Zur Beziehungsgeschichte Die Beziehung zwischen katholischer Kirche und Grünen ist kurz, aber heftig: Die österreichischen Grünen kamen Ende der siebziger, Anfang der achtziger Jahre aus allen möglichen gesellschaftspolitischen Lagern und waren durch jene Krisenphänomene motiviert, auf die 1973 der Club of Rome ("Die Grenzen des Wachstums") hingewiesen hatte. Es waren idea-listisch gesinnte Gruppen, die sich vor allem dem Umweltgedanken widmeten, diesen aber auf die Thematik "Gerechtigkeit - Friede - Bewahrung der Schöpfung" weiteten. Zum Personalpool der Grünen gehörten naturgemäß auch engagierte Christinnen und Christen. Die Grünen verstehen sich selbst als von einem christlich-kirchlichen Traditionssegment mitgeprägt, das aber nicht eine Mehrheit in der Partei darstellt.

Einen besonderen Konfliktpunkt zwischen katholischer Kirche und Grünen bildete zweifelsohne die Haltung der Grünen zur Fristenlösung: Diese wurde und wird von ihnen offen unterstützt, von der katholischen Kirche heftig kritisiert. Allerdings handelt es sich bei dieser Frage um eine Sache, in der die Bischöfe gegen alle Parteien, aber nicht in besonderem Ausmaß gegen die Grünen standen.
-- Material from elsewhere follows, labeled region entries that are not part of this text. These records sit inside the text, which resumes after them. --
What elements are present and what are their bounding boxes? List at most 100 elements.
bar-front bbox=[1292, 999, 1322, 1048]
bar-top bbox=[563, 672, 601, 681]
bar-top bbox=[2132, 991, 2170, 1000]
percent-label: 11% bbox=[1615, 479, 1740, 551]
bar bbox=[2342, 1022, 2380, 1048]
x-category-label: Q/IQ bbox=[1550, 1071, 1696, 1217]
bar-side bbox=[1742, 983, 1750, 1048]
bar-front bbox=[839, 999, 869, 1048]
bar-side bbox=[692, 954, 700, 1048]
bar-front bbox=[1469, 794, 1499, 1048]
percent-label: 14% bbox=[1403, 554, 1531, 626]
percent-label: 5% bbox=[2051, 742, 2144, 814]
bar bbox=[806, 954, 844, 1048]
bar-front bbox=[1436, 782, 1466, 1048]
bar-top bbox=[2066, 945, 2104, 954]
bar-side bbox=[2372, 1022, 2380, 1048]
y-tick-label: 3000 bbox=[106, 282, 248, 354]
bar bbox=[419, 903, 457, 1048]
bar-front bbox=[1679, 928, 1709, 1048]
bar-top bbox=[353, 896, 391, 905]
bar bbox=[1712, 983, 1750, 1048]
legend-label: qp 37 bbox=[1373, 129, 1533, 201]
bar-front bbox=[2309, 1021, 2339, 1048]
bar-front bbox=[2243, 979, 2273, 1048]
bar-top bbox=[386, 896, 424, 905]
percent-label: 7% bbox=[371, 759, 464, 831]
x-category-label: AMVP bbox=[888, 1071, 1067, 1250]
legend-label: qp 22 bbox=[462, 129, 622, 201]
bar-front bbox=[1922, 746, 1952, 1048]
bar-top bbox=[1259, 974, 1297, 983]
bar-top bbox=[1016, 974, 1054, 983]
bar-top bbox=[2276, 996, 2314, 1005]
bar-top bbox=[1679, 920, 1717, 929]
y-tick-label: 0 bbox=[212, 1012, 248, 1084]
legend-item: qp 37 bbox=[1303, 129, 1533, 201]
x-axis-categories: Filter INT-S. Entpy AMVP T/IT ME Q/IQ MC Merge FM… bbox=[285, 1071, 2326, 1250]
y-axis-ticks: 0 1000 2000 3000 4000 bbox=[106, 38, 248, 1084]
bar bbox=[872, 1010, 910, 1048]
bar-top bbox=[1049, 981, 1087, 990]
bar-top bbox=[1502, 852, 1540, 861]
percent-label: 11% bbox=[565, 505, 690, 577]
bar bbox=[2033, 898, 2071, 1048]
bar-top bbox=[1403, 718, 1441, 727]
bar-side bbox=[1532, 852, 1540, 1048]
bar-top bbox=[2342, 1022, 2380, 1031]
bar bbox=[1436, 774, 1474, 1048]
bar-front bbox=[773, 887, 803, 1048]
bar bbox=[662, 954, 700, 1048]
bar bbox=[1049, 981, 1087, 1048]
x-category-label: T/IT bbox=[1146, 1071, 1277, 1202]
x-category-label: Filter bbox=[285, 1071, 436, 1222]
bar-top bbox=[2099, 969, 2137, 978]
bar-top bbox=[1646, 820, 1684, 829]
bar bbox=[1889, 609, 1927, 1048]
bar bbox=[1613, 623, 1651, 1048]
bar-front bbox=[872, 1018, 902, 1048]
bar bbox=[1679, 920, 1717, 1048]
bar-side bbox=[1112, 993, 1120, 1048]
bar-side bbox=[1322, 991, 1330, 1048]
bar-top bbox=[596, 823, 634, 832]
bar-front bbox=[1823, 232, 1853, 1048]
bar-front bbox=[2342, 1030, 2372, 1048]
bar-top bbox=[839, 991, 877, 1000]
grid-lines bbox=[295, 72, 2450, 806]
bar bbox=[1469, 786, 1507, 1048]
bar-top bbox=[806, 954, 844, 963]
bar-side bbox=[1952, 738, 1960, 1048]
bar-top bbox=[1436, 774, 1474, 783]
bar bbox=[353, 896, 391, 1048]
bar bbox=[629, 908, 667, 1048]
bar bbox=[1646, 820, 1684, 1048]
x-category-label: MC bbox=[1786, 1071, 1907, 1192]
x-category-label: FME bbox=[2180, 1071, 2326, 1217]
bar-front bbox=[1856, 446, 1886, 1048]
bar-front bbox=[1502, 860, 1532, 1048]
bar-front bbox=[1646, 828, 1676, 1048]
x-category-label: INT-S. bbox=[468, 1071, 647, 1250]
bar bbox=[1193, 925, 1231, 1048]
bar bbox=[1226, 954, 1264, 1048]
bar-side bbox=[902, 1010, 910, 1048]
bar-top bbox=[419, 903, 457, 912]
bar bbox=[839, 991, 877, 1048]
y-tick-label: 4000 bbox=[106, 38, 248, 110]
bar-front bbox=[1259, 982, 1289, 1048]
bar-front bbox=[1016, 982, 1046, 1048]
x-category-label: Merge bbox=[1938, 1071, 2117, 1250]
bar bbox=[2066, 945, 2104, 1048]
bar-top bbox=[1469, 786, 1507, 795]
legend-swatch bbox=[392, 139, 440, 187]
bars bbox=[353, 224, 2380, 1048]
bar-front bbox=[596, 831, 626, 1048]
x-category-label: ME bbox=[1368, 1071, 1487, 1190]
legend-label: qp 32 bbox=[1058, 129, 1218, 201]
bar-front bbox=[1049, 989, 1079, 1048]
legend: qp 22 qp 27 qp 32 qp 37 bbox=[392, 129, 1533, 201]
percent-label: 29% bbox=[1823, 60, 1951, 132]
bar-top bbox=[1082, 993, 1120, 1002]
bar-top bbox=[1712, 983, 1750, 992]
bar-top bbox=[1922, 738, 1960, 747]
Es gab aber auch ganz andere Beziehungspunkte: Schon während des Hainburg-Konfliktes Ende 1984 wandten sich große Teile der Grünen an die Kirchenleitungen mit der Bitte um Unterstützung. Sie beriefen sich dabei auf die Tradition der Katholischen Soziallehre sowie auf die des gewaltfreien Widerstands. Sehr bald wurde damit die katholische Kirche, die von einzelnen Exponenten der Grünen noch als Machtfaktor bekämpft wurde, zugleich von anderen als moralische Autorität angerufen.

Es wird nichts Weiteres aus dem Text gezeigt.